Le confidenze a David Wigg
La malattia però inizia presto a condizionare anche l’attività della band. Dal 1988 la presenza dei Queen on stage inizia a diradarsi in maniera sospetta e il tour promozionale di “The Miracle” va avanti a singhiozzo, tra continue interruzioni e rinvii. “Ci disse solo che non se la sentiva più di reggere i soliti ritmi del tour. Tra quelli e i cicli di interviste era assolutamente esausto” continua Brian May “Gradualmente, nel corso di quell’anno è apparso a tutti fin troppo chiaro quale fosse il problema, per quanto non ne fossimo assolutamente certi”. I tempi leggendari dell’esibizione al Live Aid a Wembley e di Knebworth 1986 sono tanto impressi nella memoria collettiva quanto irripetibili. Nel 1987 riceve nella sua abitazione londinese il giornalista della BBC David Wigg, per contribuire alla realizzazione del documentario “Freddie Mercury: a life in ten pictures”. La prima impressione del giornalista non lascia spazio ad equivoci: quella macchia sulla guancia di Freddie è chiaramente un sarcoma di Kaposi, una lesione violacea della pelle tipica di chi abbia contratto il virus dell’HIV.

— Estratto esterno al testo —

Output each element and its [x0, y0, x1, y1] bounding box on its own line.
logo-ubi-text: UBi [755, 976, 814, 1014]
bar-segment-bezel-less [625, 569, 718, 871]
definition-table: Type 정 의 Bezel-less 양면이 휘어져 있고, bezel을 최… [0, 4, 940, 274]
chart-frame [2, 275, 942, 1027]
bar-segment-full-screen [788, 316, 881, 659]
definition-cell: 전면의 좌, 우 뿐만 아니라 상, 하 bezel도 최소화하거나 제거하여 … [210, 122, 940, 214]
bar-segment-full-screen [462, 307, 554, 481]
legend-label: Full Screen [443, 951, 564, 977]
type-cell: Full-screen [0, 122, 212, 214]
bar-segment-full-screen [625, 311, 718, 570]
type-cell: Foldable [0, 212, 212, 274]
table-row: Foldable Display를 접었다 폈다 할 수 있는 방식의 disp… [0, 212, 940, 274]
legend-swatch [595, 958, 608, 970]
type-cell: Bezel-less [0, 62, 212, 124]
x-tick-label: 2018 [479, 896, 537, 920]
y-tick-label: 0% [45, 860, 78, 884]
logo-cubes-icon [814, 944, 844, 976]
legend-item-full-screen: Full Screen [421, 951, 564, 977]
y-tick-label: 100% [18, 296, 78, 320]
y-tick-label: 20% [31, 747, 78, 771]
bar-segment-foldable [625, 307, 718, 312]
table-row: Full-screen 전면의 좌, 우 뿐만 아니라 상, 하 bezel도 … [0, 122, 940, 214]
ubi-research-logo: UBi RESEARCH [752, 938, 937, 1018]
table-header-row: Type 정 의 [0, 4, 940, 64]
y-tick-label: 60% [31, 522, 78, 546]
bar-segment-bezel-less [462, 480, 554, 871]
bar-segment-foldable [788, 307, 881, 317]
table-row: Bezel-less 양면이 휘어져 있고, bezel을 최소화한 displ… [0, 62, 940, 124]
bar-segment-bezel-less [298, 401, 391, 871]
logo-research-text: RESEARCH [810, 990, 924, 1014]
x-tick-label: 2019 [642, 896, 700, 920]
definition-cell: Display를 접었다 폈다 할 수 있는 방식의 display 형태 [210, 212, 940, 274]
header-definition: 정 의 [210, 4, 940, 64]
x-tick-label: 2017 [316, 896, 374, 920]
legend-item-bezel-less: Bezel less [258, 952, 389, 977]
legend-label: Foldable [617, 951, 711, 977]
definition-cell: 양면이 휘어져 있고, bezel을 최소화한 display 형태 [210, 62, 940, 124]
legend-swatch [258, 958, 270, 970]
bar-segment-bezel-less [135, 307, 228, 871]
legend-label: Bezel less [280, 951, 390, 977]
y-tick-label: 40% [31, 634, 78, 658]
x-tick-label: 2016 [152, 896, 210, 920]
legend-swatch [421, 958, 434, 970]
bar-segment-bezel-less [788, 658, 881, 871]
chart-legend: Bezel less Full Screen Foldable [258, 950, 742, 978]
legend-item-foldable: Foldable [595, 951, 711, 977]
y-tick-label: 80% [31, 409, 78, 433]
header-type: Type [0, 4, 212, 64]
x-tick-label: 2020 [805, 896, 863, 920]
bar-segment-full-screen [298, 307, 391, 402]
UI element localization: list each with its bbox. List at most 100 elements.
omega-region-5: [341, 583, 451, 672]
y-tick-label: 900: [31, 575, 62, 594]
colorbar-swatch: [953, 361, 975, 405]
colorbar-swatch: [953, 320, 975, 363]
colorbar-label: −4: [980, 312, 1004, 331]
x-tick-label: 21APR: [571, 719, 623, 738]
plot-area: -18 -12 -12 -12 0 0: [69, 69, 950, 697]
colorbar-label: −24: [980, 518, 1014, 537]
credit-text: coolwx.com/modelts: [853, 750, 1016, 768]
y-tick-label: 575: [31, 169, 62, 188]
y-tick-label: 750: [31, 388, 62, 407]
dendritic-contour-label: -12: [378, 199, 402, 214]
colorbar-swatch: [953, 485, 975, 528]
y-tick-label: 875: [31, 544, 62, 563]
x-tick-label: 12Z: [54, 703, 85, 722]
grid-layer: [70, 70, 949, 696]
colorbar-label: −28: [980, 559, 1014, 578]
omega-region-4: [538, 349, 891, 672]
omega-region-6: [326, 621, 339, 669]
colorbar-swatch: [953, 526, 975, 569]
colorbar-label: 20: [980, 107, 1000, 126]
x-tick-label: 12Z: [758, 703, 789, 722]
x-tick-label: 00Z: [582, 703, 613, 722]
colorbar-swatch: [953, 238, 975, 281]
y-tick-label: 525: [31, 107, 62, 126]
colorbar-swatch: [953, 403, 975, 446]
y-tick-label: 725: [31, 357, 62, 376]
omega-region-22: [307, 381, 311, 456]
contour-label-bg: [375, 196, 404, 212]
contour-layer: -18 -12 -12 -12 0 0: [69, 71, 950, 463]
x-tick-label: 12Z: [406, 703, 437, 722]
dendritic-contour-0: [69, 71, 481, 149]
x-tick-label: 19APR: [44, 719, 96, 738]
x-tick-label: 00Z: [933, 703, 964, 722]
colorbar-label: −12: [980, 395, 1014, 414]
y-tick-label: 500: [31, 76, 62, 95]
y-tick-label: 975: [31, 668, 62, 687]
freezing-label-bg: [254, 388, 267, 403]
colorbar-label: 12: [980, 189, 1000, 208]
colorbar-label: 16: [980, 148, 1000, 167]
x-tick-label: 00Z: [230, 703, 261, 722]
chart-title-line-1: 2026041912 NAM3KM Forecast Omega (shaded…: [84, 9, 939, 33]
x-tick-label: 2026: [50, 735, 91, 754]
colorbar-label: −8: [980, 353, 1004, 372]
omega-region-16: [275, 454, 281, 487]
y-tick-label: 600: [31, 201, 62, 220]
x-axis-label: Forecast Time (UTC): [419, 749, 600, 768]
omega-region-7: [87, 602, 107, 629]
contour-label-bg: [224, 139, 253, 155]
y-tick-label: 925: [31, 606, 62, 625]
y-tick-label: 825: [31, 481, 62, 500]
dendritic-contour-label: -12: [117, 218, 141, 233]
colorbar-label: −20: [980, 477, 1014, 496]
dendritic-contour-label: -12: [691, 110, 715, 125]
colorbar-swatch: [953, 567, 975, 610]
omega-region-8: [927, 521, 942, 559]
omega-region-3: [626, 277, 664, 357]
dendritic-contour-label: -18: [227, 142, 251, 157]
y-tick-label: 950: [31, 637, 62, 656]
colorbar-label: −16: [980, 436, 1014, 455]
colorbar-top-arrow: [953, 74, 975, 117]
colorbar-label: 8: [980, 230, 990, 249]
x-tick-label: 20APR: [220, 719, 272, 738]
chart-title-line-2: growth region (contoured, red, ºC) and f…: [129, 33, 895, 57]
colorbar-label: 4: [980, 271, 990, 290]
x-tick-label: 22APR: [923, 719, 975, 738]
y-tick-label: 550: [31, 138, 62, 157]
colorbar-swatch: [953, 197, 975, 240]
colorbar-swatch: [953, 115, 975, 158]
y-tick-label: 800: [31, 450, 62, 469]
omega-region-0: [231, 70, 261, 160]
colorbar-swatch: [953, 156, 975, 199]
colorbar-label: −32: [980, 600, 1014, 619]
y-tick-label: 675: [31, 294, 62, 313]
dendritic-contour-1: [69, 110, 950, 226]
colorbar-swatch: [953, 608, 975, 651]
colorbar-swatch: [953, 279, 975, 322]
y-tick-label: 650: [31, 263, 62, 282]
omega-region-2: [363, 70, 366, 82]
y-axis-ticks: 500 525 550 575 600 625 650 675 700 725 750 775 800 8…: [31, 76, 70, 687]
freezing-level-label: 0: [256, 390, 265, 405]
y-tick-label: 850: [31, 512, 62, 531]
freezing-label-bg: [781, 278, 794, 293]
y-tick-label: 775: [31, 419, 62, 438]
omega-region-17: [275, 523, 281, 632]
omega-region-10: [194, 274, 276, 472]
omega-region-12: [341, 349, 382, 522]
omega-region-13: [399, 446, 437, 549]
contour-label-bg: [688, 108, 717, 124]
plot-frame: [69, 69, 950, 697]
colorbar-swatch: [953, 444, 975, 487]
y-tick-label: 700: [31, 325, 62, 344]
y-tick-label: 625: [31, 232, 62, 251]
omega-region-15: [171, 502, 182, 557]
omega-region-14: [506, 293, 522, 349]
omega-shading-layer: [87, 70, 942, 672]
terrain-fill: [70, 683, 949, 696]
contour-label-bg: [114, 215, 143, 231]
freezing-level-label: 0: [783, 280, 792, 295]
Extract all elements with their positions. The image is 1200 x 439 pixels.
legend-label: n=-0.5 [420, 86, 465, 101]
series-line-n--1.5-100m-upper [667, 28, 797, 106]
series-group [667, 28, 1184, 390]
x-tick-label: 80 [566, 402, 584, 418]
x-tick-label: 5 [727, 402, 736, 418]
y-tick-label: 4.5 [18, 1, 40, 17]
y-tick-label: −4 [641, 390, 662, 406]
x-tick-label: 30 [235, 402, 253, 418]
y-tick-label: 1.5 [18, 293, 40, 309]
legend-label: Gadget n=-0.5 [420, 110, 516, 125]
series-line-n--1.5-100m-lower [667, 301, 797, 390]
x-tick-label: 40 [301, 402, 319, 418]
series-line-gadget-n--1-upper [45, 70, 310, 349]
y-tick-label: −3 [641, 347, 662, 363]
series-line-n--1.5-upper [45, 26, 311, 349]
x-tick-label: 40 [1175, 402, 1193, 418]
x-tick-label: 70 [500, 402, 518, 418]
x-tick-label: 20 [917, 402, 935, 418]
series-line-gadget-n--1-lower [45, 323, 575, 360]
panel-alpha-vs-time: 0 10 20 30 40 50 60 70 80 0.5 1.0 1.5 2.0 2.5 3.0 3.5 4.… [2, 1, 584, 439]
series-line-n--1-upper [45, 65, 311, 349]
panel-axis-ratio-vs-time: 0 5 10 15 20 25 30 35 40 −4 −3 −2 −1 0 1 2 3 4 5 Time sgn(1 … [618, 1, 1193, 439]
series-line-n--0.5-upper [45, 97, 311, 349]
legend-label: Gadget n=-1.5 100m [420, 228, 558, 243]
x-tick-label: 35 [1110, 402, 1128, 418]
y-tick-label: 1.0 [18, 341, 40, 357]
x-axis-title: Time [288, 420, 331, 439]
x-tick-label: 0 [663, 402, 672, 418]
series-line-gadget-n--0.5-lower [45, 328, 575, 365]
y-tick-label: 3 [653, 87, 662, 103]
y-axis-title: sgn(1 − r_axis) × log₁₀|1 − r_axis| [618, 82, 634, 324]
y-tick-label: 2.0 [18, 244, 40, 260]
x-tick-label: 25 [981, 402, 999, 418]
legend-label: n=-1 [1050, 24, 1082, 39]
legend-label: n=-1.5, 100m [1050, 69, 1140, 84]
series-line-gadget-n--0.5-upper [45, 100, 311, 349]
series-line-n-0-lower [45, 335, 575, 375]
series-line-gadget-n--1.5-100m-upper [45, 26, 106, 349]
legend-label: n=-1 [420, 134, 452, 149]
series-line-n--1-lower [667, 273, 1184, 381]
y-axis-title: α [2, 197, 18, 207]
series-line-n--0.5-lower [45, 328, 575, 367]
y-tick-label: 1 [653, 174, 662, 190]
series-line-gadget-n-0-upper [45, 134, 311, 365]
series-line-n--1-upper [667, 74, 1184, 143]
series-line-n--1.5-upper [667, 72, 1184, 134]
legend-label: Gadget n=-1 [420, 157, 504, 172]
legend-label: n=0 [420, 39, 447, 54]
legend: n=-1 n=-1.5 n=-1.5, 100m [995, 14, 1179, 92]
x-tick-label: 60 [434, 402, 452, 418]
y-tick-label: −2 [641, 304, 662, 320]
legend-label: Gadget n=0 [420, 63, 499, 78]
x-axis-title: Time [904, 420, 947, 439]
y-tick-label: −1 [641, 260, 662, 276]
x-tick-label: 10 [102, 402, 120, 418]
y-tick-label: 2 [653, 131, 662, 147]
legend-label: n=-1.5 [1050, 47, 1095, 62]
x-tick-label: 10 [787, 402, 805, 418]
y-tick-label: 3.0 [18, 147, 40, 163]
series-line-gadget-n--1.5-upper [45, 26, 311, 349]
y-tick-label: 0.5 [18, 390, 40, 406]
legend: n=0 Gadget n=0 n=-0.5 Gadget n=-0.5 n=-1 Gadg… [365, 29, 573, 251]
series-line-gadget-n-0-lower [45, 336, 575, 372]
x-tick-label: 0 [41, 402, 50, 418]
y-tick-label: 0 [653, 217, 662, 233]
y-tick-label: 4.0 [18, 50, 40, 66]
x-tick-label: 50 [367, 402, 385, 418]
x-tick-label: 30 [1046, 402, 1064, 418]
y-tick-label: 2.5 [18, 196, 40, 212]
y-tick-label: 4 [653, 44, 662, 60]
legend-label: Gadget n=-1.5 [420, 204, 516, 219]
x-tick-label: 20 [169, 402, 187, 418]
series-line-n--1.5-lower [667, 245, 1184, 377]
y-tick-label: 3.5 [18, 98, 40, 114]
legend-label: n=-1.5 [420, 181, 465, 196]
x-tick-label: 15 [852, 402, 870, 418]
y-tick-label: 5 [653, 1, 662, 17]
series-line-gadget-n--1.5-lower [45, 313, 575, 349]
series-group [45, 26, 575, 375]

Off the record David Wigg e Freddie parlarono anche della malattia: “Sono praticamente diventato una suora” confidò il cantante “Ho sempre pensato che il sesso fosse una cosa fondamentale per me. Si può dire che io sia vissuto per il sesso. E ora che ho smesso di praticarne, sono semplicemente terrorizzato”. Freddie ammise di essere positivo al test, ma di continuare a nutrire speranze riguardo alle possibile evoluzione delle cure. Ma anche che si sentisse seduto su una bomba che avrebbe potuto esplodere da un momento all’altro. L’ultima sua foto risale al 28 agosto del 1991. A scattargliela è Jim Hutton, storico compagno del cantante dalla prima metà degli anni 80. Jim sta scattando delle foto ai fiori della tenuta e Freddie si avvicina. Ha una vistosa camicia a fiori verdi e rossi che contrasta ancora di più con il suo pallore e la sua consunzione. Un grosso gatto sornione lo accompagna. Sul volto scavato dalla malattia, un lieve accenno di sorriso intimo, confidenziale e amaro.
L’amico Elton John
Un’altra persona rimane accanto a Freddie fino al suo ultimo giorno. Elton John passa intere giornate a fianco del cantante nella seconda metà del 1991. Freddy non riesce più ad alzarsi dal letto, è praticamente cieco. Il suo corpo è ricoperto di sarcomi di Kaposi. L’amico non riuscì mai a capire quanto fosse effettivamente consapevole della propria condizione. Non capiva davvero di essere a meno di un passo dalla morte o sapevo benissimo ciò a cui sarebbe andato incontro e proprio per questo continuava a rimane il Freddie di sempre, provocatorio e oltraggioso? “Hai sentito l’ultimo disco della signorina Bowie?” gli chiese durante una di quelle grigie giornate autunnali. “Cosa diavolo pensa di voler fare?”.